Project Name: Menominee River Fish Passage
Summary: Feasibility studies at five dams on Menominee River to restore passage for lake sturgeon
Client: URS Corporation
Project Location: Menominee River in Wisconsin and Michigan
Project Size: Five dams along Menominee River
• Agency Consultations
• Biological Assessments
• Fish Survival Modeling
• Fish Passage Feasibility Studies
• Fish Passage Conceptual Designs
Project Timeframe: 2011 to Present
Relationship with Client: Since 2002
The U.S. Army Corps of Engineers required an investigation of the options for providing fish passage at five hydroelectric projects on the Menominee River focusing on lake sturgeon which has been under steady population decline in Lake Michigan.

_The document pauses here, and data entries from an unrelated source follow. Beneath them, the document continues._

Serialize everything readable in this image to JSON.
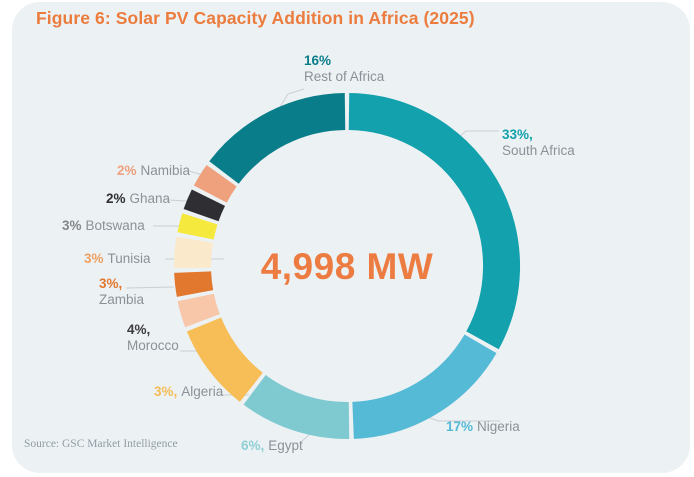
{
  "card": {
    "title": "Figure 6: Solar PV Capacity Addition in Africa (2025)",
    "title_color": "#EC7C3E",
    "background": "#ECF1F3",
    "source": "Source: GSC Market Intelligence"
  },
  "center": {
    "value": "4,998 MW",
    "color": "#ED7C42"
  },
  "chart_data": {
    "type": "pie",
    "subtype": "donut",
    "title": "Figure 6: Solar PV Capacity Addition in Africa (2025)",
    "center_label": "4,998 MW",
    "total_mw": 4998,
    "unit": "percent of total capacity",
    "legend_position": "around-donut",
    "segments": [
      {
        "name": "South Africa",
        "percent": 33,
        "percent_text": "33%,",
        "color": "#12A1AD",
        "percent_color": "#12A1AD",
        "start_deg": 0,
        "end_deg": 119.5
      },
      {
        "name": "Nigeria",
        "percent": 17,
        "percent_text": "17%",
        "color": "#55BAD6",
        "percent_color": "#55BAD6",
        "start_deg": 119.5,
        "end_deg": 178.5
      },
      {
        "name": "Egypt",
        "percent": 6,
        "percent_text": "6%,",
        "color": "#7FCAD1",
        "percent_color": "#8FCFD6",
        "start_deg": 178.5,
        "end_deg": 217.5
      },
      {
        "name": "Algeria",
        "percent": 3,
        "percent_text": "3%,",
        "color": "#F7BE57",
        "percent_color": "#F5BC55",
        "start_deg": 217.5,
        "end_deg": 248.5
      },
      {
        "name": "Morocco",
        "percent": 4,
        "percent_text": "4%,",
        "color": "#F8C6A9",
        "percent_color": "#3C3C40",
        "start_deg": 248.5,
        "end_deg": 259
      },
      {
        "name": "Zambia",
        "percent": 3,
        "percent_text": "3%,",
        "color": "#E2772E",
        "percent_color": "#E2772E",
        "start_deg": 259,
        "end_deg": 268.5
      },
      {
        "name": "Tunisia",
        "percent": 3,
        "percent_text": "3%",
        "color": "#FBE9CB",
        "percent_color": "#EFA061",
        "start_deg": 268.5,
        "end_deg": 280.5
      },
      {
        "name": "Botswana",
        "percent": 3,
        "percent_text": "3%",
        "color": "#F5E93E",
        "percent_color": "#85878A",
        "start_deg": 280.5,
        "end_deg": 288.5
      },
      {
        "name": "Ghana",
        "percent": 2,
        "percent_text": "2%",
        "color": "#2E2E33",
        "percent_color": "#2E2E33",
        "start_deg": 288.5,
        "end_deg": 297
      },
      {
        "name": "Namibia",
        "percent": 2,
        "percent_text": "2%",
        "color": "#EFA17D",
        "percent_color": "#EFA17D",
        "start_deg": 297,
        "end_deg": 306.5
      },
      {
        "name": "Rest of Africa",
        "percent": 16,
        "percent_text": "16%",
        "color": "#0A7D8A",
        "percent_color": "#0A7D8A",
        "start_deg": 306.5,
        "end_deg": 360
      }
    ]
  }
}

In collaboration with URS and Baird Associates, Kleinschmidt conducted fish passage feasibility studies at five dams on the Menominee River in the Lake Michigan watershed. To determine the preferred alternatives for upstream fish passage and downstream fish passage at each dam, Kleinschmidt started by screening all potential fish passage alternatives and identifying which alternatives may be feasible for each individual site. After the initial screening Kleinschmidt performed a more thorough evaluation of a reduced set of fish passage alternatives including, nature-like fishways, fish elevators, vertical slot fishways, intake exclusion screens, louver structures, angled bar racks, exclusion nets, induced flow devices, surface bypasses, submerged bypasses, bypass pipes, bypass flumes, and truck and transport methods. Each site provided unique challenges that were evaluated by Kleinschmidt’s team of engineers and fishery biologists. As part of the feasibility study, Kleinschmidt designers developed conceptual drawings for ten alternatives and after stakeholder consultation produced preliminary level engineering drawings for the preferred alternative at each site. Kleinschmidt engineers conducted structural analysis, performed hydraulic calculations, evaluated civil design options, organized operations and maintenance plans, and produced detailed opinions of probable construction cost for each of the preferred alternatives. Kleinschmidt’s fisheries biologists developed a habitat benefits assessment which included habitat quality and passage efficiency indices. The upstream habitat area took into account staging and spawning habitat utilized by adults while they migrate upstream, while downstream habitat units included the quantity of juvenile habitat as they out-migrate to Green Bay. In addition, estimates of juvenile recruitment, a resource inventory, and a mitigation analysis were developed. Kleinschmidt used a number of mathematical modeling applications including a forward projecting lake sturgeon survival model and an estimation of passage efficiency.
Kleinschmidt’s efforts are providing the guidance necessary to choose the appropriate measures to pass lake sturgeon in the watershed. Upon completion, the restoration will result in the reconnection of over 80 miles of spawning and rearing habitat in the Lake Michigan watershed while minimizing the impact on hydropower generation.